For entrees, Coley has ordered seared diver scallops and the pork chop, so he spends a few moments considering a bottle of red. He settles on the Domaine de la Réserve d’O Bilbo ($40), from the Languedoc region in France. It’s a newish, biodynamic wine — a bit of a risk, he says. He recounts an anecdote about trying a Bordeaux that was new to him, at a New York restaurant years ago.
“I ordered that, and the guy who was running the restaurant came running out of the back wanting to know who ordered that Bordeaux, all excited that someone finally had,” Coley says. “And one thing that I like to tell people is that a lot of times, the thing you’ve never heard of on the list, the guy running the wine program put that on there because he loves it and he wants you to try it.”
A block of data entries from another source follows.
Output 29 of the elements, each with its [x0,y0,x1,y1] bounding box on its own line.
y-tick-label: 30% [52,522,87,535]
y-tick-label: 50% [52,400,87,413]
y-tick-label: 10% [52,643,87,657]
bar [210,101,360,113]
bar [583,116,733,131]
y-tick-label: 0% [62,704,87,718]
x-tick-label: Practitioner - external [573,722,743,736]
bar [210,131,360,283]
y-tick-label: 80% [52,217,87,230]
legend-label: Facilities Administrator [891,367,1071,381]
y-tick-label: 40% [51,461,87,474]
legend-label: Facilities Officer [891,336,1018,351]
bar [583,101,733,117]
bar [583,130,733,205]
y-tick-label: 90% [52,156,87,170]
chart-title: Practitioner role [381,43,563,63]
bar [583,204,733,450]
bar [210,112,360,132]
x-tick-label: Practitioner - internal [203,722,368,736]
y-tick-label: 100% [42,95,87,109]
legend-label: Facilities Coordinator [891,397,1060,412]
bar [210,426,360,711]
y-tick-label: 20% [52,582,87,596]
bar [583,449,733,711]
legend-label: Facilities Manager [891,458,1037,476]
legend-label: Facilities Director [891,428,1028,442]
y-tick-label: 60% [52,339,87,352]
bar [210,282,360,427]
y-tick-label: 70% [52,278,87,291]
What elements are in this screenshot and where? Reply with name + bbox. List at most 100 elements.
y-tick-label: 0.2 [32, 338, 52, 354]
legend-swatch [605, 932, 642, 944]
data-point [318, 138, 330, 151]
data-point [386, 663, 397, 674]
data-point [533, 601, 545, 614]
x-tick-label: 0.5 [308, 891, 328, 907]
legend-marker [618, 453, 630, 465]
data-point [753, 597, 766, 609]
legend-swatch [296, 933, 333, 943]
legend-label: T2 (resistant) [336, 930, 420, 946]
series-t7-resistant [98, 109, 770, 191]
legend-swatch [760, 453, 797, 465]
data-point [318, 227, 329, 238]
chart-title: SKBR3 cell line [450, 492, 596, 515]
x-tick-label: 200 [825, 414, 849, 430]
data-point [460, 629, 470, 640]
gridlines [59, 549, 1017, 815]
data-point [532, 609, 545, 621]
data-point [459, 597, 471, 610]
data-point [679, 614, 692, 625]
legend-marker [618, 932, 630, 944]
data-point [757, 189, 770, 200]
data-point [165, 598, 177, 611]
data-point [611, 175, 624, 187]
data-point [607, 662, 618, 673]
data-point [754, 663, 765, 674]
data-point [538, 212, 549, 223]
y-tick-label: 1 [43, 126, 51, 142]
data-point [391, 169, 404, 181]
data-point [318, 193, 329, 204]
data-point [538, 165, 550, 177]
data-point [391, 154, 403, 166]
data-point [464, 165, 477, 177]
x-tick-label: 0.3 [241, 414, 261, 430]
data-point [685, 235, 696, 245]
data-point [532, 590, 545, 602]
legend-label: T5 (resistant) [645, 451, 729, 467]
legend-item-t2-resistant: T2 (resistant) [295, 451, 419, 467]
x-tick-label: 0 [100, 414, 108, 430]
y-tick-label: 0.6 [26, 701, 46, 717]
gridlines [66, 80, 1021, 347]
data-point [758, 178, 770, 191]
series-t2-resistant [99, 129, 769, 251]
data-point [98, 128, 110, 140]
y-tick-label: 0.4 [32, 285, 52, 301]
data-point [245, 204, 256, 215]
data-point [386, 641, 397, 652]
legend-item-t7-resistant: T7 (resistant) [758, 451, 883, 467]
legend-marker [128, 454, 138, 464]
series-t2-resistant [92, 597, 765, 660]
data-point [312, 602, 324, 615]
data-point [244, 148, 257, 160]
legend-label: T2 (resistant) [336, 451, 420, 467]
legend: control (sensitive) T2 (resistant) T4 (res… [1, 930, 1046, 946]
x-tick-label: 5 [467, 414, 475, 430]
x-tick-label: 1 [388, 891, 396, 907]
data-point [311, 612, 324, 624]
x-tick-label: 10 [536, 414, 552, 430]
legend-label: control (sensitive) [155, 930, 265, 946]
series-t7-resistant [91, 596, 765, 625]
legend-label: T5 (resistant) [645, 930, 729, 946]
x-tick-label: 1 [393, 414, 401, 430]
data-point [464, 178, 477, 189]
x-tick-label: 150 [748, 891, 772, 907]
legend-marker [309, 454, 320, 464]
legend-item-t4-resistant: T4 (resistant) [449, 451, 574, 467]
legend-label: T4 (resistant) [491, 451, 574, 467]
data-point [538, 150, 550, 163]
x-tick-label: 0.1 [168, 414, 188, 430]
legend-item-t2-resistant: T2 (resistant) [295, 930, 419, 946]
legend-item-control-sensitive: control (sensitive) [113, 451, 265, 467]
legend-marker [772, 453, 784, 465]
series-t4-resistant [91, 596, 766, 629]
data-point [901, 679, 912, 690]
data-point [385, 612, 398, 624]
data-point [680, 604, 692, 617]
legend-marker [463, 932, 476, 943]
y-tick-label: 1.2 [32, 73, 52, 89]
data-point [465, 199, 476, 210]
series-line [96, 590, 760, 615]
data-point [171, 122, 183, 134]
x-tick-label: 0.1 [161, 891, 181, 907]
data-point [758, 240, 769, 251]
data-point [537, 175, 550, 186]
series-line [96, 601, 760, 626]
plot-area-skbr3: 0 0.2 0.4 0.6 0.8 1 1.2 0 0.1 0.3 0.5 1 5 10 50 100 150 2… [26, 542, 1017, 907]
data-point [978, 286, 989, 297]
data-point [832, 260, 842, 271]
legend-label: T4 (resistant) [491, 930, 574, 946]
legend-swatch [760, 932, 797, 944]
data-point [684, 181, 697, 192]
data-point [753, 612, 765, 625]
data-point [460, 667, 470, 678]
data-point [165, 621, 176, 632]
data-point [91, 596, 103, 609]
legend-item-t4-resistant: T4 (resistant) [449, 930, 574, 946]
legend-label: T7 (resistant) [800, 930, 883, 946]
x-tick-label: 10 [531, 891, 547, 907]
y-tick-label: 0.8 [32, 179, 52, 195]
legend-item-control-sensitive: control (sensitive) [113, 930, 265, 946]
The Bilbo is opened, glasses poured, and entrees arrived. What happens next is kind of magical: Coley, swirling his glass between bites, poetically narrates the flavors he is experiencing, a new revelation and a new expression with each sip.
But for all of his obviously intense enjoyment, my greatest lesson tonight is a simple one.
“My advice to people is, let go and just enjoy it,” Coley tells me. “Be willing to take the adventure. At the end of the day, it’s just a bottle of wine, and if you can let someone guide you, if you’re willing to take a chance, you’ll be just fine.”